Sidoarjo |Nusantara jaya news— Dunia pers kembali diguncang oleh insiden intimidasi terhadap jurnalis yang terjadi di Pendopo Kabupaten Sidoarjo. Insiden ini mencoreng wajah demokrasi dan memantik keprihatinan luas, setelah sejumlah wartawan dari Surabaya mengalami perlakuan kasar saat hendak meliput mediasi antara PT SGM dan pihak terkait yang difasilitasi oleh Wakil Bupati Sidoarjo, Mimik Idayana, bersama Wakil Wali Kota Surabaya. (19/6)
Menurut sejumlah saksi di lapangan, para jurnalis dihadang oleh sekelompok pria berbadan besar yang mengaku sebagai pengamanan tidak resmi dan bertindak atas perintah langsung dari Wakil Bupati serta oknum aparatur pendopo. Alih-alih mendapatkan akses liputan sebagaimana dijamin oleh Undang-Undang Nomor 40 Tahun 1999 tentang Pers, para jurnalis justru mendapat intimidasi fisik dan verbal.
Beberapa wartawan mengaku dipiting, didorong, hingga ditantang duel satu lawan satu oleh oknum tersebut. Suasana pun memanas ketika para jurnalis tetap bersikeras menjalankan tugas jurnalistiknya dan menolak mundur dari lokasi mediasi. Aksi ini jelas bertentangan dengan semangat keterbukaan informasi publik serta menjadi bentuk nyata penghalangan kerja pers.
Kejadian ini sontak memunculkan pertanyaan publik: apakah layak seorang pejabat publik seperti Wakil Bupati menyewa pengawal yang bertindak seperti preman? Jika benar penghadangan itu atas perintah pejabat daerah, maka tindakan tersebut bisa dikategorikan sebagai bentuk kriminalisasi terhadap kebebasan pers dan menjadi preseden buruk dalam kehidupan demokrasi lokal.
Pimpinan Redaksi media Cakrawala.co.id, Bayu Pangarso, ST, mengungkapkan kekecewaannya yang mendalam atas perlakuan intimidatif terhadap insan pers di lokasi pemerintahan.
“Saya mengecam keras tindakan kriminalisasi dan arogansi yang diduga dilakukan oleh tim pengamanan Wakil Bupati Sidoarjo. Mereka secara terang-terangan mengusir awak media dari lokasi resmi yang terbuka untuk publik,” ujar Bayu dengan nada tegas.

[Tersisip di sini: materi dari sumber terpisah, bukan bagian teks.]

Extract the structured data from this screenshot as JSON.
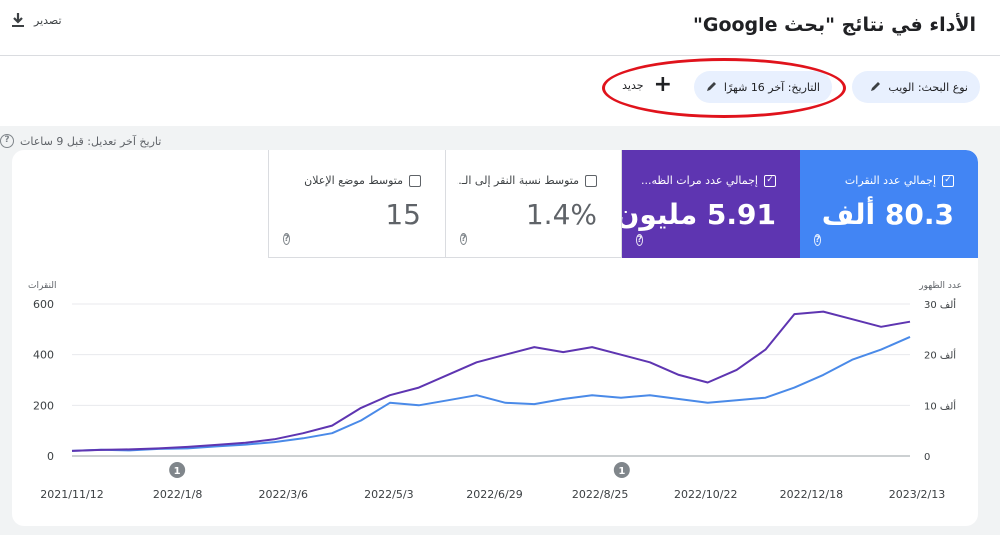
{
  "header": {
    "title": "الأداء في نتائج \"بحث Google\"",
    "export_label": "تصدير"
  },
  "filters": {
    "search_type": "نوع البحث: الويب",
    "date": "التاريخ: آخر 16 شهرًا",
    "add_new": "جديد",
    "last_update": "تاريخ آخر تعديل: قبل 9 ساعات"
  },
  "metrics": [
    {
      "label": "إجمالي عدد النقرات",
      "value": "80.3 ألف",
      "checked": true,
      "color": "#4285f4"
    },
    {
      "label": "إجمالي عدد مرات الظه...",
      "value": "5.91 مليون",
      "checked": true,
      "color": "#5e35b1"
    },
    {
      "label": "متوسط نسبة النقر إلى الـ...",
      "value": "1.4%",
      "checked": false
    },
    {
      "label": "متوسط موضع الإعلان",
      "value": "15",
      "checked": false
    }
  ],
  "chart_data": {
    "type": "line",
    "left_axis_label": "النقرات",
    "right_axis_label": "عدد الظهور",
    "left_ticks": [
      "600",
      "400",
      "200",
      "0"
    ],
    "right_ticks": [
      "30 ألف",
      "20 ألف",
      "10 ألف",
      "0"
    ],
    "x_labels": [
      "2021/11/12",
      "2022/1/8",
      "2022/3/6",
      "2022/5/3",
      "2022/6/29",
      "2022/8/25",
      "2022/10/22",
      "2022/12/18",
      "2023/2/13"
    ],
    "annotations": [
      {
        "label": "1",
        "date": "2022/1/8"
      },
      {
        "label": "1",
        "date": "2022/9/6"
      }
    ],
    "ylim_left": [
      0,
      600
    ],
    "ylim_right": [
      0,
      30000
    ],
    "series": [
      {
        "name": "إجمالي عدد النقرات",
        "axis": "left",
        "color": "#4a8ae8",
        "values": [
          20,
          25,
          22,
          28,
          30,
          38,
          45,
          55,
          70,
          90,
          140,
          210,
          200,
          220,
          240,
          210,
          205,
          225,
          240,
          230,
          240,
          225,
          210,
          220,
          230,
          270,
          320,
          380,
          420,
          470
        ]
      },
      {
        "name": "إجمالي عدد مرات الظه...",
        "axis": "right",
        "color": "#5e35b1",
        "values": [
          1000,
          1200,
          1300,
          1500,
          1800,
          2200,
          2600,
          3300,
          4500,
          6000,
          9500,
          12000,
          13500,
          16000,
          18500,
          20000,
          21500,
          20500,
          21500,
          20000,
          18500,
          16000,
          14500,
          17000,
          21000,
          28000,
          28500,
          27000,
          25500,
          26500
        ]
      }
    ]
  }
}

Bayu juga menjelaskan bahwa tindakan kekerasan dan provokasi fisik sempat dilakukan oleh pengawal, termasuk upaya pemitingan, dorongan, hingga ancaman duel terhadap wartawan yang tengah menjalankan tugas jurnalistik.
“Sebagai jurnalis yang tunduk pada Undang-Undang Pers dan menjunjung tinggi etika profesi, kami menuntut agar tindakan tegas segera diambil. Kami juga meminta pertanggungjawaban langsung dari Wakil Bupati Sidoarjo, Mimik Idayana, atas perilaku tidak pantas yang ditunjukkan oleh orang-orang yang diduga merupakan pengawal pribadinya,” sambung Bayu.
Bayu menambahkan bahwa kejadian ini telah resmi dilaporkan ke Mapolda Jawa Timur sebagai bentuk upaya perlindungan hukum terhadap profesi jurnalis. Ia menegaskan bahwa tidak boleh ada ruang bagi tindakan represif terhadap media di negeri demokratis ini.
“Jika hari ini jurnalis dibungkam dengan cara intimidatif, maka esok hari masyarakat yang akan kehilangan haknya atas informasi. Kami tidak akan tinggal diam,” pungkas Bayu.
Insiden ini menambah daftar panjang tantangan terhadap kemerdekaan pers di Indonesia. Diharapkan pihak kepolisian dan lembaga perlindungan pers segera mengambil langkah konkret agar kejadian serupa tidak kembali terulang, serta memastikan siapa pun yang terlibat dalam kekerasan terhadap jurnalis diproses sesuai hukum yang berlaku. (Red)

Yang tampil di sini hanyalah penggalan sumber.